Courtoisie, Flickr, Martha de Jong-Lantink, Creative commons

L’Antarctique, aux origines de la vie terrestre

Courtoisie, Flickr, Martha de Jong-Lantink, Creative commons


C’est à bord de l’Orthelius, ancien brise-glace de recherche russe, que Jean-Luc Desgranges, scientifique émérite retraité d’Environnement Canada, s’est lancé à la découverte de la péninsule subantarctique.

Camille Allard

«C’est peut-être le premier continent», lance d’emblée Jean-Luc Desgranges lors d’une conférence qu’il donnait pour le club de minéralogie du Québec. Le conférencier a ainsi souligné que l’Antarctique est le seul continent qui n’ait pas bougé depuis 2 500 ans. «Extrêmement polaires», ses conditions climatiques n’y ont pas changé : 5% seulement du sol n’est pas recouvert de glace, et ce, en été, depuis deux millénaires et demi. Voilà la différence avec l’Arctique : si l’Antarctique est un continent terrestre, l’Arctique est plutôt un océan polaire.

Les conditions extrêmes de l’Antarctique sont caractérisées par des vents dits catabatiques. Ces vents, constitués d’un air sec, dense et glacial, peuvent atteindre 100 km/h le long des côtes du continent. Leur puissance est sensationnelle : «On n’imagine pas la force et la durée des vents», déclare le scientifique. Pourtant, une faune et une flore se sont développé dans ces conditions. En effet, de gros oiseaux adaptés aux vents, comme l’albatros, vivent sur la péninsule subantarctique. De nombreuses espèces de baleines nagent également dans les eaux glacées qui bordent le continent. La végétation est typique d’un pergélisol constant, car elle se compose d’une oasis de lichens et de mousses. Cependant, malgré sa cuirasse glacée et ses apparentes conditions difficiles, l’Antarctique est un continent «fragile et vulnérable, une mémoire de la terre et un témoin révélateur de l’empreinte terrestre».
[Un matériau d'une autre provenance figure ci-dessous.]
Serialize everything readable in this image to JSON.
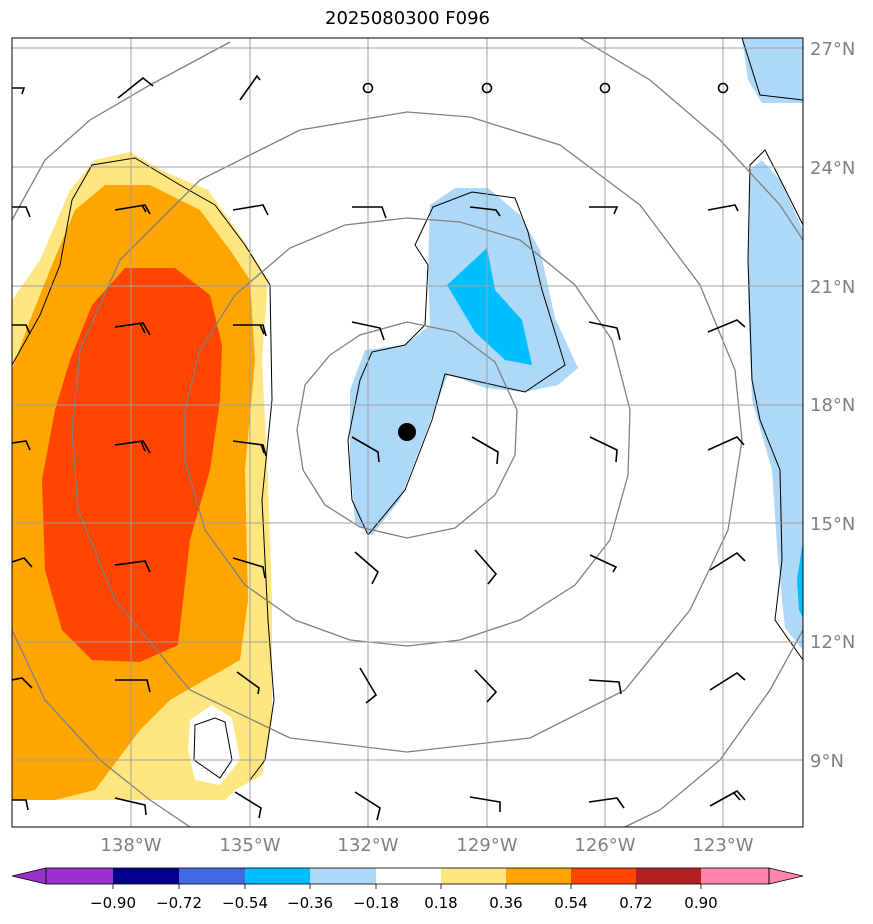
{
  "title": "2025080300 F096",
  "map": {
    "lat_labels": [
      "27°N",
      "24°N",
      "21°N",
      "18°N",
      "15°N",
      "12°N",
      "9°N"
    ],
    "lon_labels": [
      "138°W",
      "135°W",
      "132°W",
      "129°W",
      "126°W",
      "123°W"
    ],
    "gridline_color": "#a0a0a0",
    "tick_label_color": "#808080",
    "storm_center": {
      "lat": 17.3,
      "lon": -131.0
    }
  },
  "colorbar": {
    "tick_labels": [
      "−0.90",
      "−0.72",
      "−0.54",
      "−0.36",
      "−0.18",
      "0.18",
      "0.36",
      "0.54",
      "0.72",
      "0.90"
    ],
    "colors": [
      "#9932cc",
      "#00008b",
      "#4169e1",
      "#00bfff",
      "#add8f8",
      "#ffffff",
      "#ffe680",
      "#ffa500",
      "#ff4500",
      "#b22222",
      "#ff85b0"
    ]
  }
}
Cette fragilité est actuellement menacée par l’Homme, dont les intérêts «priment bien souvent sur les intérêts scientifiques», déplore Jean-Luc Desgranges. En dépit du traité de l’Antarctique qui vise à protéger la péninsule subantarctique, le potentiel économique du continent menace l’équilibre de ce dernier. Ainsi, l’installation de stations de recherche, dont la véracité des objectifs principaux porte aux doutes, sème la suspicion parmi la communauté scientifique internationale. Par exemple, l’époque jurassique a laissé différents filons de minéraux exploitables. Des fossiles de dinosaures, ancêtres des oiseaux marins bordant les côtes du continent, y ont aussi été découverts. Des fouilles archéologiques pourraient servir de prétexte à des forages et menacer le sous-sol de l’Antarctique.

De fait, la situation géographique de l’Antarctique est idéale pour des fins d’études dans plusieurs domaines scientifiques. Ainsi, sa position favorable à l’étude de la couche d’ozone fait d’elle un continent convoité. Qui pourra le revendiquer ? L’Argentine, qui souhaite pouvoir s’approprier le territoire dès que possible, a célébré la naissance d’enfants dans sa station Esperanza, alors que ce type de cérémonie est interdit par les édits du traité de l’Antarctique.